Bianka Eckardt blickte kurz flehend nach oben. 30:25 führten ihre Wildcats im Handball-Zweitliga-Spiel gegen den Aufstiegsfavoriten Füchse Berlin. Elf Minuten waren noch zu spielen. Zeit also, um höheren Beistand zu erbitten: „Lieber Gott, lass uns jetzt nicht einbrechen“, murmelte sie. Die Trainerin wurde erhört, auch wenn ihre Spielerinnen am Sonnabend in der mit 400 Zuschauern proppenvollen Unihalle überhaupt keine Hilfe von oben brauchten. Viel zu souverän präsentierte sich das Team beim 33:29 (14:18)-Erfolg im Spiel eins nach der Entlassung des bisherigen Cheftrainers Michal Lukacin.
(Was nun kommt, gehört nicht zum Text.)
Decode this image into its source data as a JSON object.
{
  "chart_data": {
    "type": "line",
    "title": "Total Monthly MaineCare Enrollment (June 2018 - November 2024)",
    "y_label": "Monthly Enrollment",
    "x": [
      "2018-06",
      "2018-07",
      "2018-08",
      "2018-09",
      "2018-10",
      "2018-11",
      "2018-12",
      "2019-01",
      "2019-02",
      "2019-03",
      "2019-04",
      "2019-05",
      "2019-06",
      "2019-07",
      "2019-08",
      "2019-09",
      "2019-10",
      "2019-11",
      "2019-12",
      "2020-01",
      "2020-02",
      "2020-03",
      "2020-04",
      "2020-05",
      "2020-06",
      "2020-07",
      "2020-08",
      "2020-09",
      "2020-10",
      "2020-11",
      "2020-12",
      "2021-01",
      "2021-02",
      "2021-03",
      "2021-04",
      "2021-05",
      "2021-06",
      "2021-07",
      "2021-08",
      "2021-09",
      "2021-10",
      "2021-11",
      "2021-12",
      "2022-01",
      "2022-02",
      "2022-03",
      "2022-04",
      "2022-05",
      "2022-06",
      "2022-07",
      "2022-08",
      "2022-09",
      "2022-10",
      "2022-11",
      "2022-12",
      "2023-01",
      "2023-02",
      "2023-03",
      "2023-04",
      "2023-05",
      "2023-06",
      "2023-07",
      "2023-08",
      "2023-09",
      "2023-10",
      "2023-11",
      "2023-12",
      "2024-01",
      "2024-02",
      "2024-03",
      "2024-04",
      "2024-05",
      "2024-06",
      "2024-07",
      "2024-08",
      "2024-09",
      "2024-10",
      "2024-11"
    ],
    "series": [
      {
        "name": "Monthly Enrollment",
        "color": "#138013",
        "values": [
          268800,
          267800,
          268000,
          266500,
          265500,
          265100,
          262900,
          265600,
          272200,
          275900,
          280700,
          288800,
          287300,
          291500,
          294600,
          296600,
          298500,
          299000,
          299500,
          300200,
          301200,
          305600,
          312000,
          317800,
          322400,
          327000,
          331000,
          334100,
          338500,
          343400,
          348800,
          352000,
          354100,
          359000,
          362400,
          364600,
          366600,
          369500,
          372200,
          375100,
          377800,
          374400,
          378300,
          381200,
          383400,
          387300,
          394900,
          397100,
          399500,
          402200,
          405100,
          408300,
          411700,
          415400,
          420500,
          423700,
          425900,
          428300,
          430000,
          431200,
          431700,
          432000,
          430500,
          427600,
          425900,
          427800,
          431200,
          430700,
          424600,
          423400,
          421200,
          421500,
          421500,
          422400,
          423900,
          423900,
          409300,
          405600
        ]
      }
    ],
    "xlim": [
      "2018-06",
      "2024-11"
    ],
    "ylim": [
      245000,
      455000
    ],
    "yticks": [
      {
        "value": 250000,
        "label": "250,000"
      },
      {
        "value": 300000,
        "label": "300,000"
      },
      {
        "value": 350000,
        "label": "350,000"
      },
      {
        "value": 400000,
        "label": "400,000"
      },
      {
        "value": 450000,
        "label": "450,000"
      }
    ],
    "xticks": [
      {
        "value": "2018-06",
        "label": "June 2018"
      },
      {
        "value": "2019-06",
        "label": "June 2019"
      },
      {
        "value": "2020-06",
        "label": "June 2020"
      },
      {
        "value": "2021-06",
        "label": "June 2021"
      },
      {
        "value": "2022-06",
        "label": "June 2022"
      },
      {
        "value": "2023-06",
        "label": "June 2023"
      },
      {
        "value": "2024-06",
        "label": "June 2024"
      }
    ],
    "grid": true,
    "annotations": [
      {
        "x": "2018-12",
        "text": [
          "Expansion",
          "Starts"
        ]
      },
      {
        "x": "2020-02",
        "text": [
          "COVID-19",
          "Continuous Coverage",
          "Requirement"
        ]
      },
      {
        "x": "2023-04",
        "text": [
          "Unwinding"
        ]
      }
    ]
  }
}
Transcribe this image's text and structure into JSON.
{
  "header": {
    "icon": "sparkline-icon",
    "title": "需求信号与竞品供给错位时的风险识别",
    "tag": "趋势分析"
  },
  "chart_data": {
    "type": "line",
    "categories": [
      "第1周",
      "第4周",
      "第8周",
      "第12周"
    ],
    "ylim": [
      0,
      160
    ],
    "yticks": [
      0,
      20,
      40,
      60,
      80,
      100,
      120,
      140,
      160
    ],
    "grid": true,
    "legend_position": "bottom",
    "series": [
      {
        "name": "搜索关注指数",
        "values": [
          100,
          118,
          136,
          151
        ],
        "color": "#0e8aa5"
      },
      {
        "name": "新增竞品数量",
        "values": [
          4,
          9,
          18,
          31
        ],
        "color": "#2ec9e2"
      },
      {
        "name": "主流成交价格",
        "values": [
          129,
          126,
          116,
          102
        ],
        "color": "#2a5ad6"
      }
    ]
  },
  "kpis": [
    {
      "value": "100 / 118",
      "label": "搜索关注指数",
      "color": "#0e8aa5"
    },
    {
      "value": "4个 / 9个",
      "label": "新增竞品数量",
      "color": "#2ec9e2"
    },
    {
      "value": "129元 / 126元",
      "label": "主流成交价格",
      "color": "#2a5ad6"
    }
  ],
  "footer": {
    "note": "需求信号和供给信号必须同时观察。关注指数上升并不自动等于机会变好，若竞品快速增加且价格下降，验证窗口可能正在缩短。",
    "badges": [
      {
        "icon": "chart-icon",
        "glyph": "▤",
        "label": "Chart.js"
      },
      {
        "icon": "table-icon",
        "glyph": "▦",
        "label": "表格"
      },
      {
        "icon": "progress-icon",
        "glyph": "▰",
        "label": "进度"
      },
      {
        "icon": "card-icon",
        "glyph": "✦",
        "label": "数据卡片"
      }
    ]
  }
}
Dessen Nachfolgerin hatte alles richtig gemacht. Und zwar vom ersten Tag an. Da nämlich hatte sie der Anruf ihres ehemaligen Chefs Jörgen Gluver erreicht. „Glückwunsch zum Cheftrainer“, hatte der Däne gesagt. Und Eckardt wiederum ergriff gleich die Chance. Von 2005 bis 2007 hatten die beiden zusammen bei Union gearbeitet, Gluver war Cheftrainer der Wildcats, Eckardt seine Assistentin. Also tauschten sie sich nun wieder aus. Denn der heute 53 Jahre alte Däne ist ein erfahrener Coach. „Wir haben über das Krafttraining gesprochen und über taktische Details“, verriet Eckardt.

Nur logisch, dass Gluver der Einladung seiner ehemaligen Assistentin zum ersten Spiel als Cheftrainerin folgte und die Umsetzung des verabredeten Plans von der Tribüne aus verfolgte. Genau oberhalb der halleschen Wechselbank entging ihm also nichts. „Bianka hat die Truppe toll eingestellt. Hier geht heute was“, sagte er bereits zur Halbzeit. Offenbar hatte er etwas gesehen, was ihn trotz des Vier-Tore-Rückstandes zuversichtlich stimmte. „Wir hatten beide die gleichen Defizite erkannt“, erklärte Eckardt später. „In der Abwehr aggressiver zupacken und im Angriff in die Lücken gehen.“ Und tatsächlich fand Bianka Eckardt in der Pause die richtigen Worte, um eine völlig ungeahnte Wende herbeizuführen. Neben den taktischen Hinweisen habe sie der Mannschaft vor allem vermittelt, dass dieses Spiel noch lange nicht verloren sei, erklärte Rückraumspielerin Monic Burde. Was folgte, war eine große Handball-Show der Gastgeberinnen. Burde und vor allem Jacqueline Hummel – beide hatten in der ersten Halbzeit nicht einmal getroffen – waren dafür verantwortlich, dass es bis zum 19:19-Ausgleich nur vier, bis zur ersten Führung beim 21:20 nur acht Minuten brauchte.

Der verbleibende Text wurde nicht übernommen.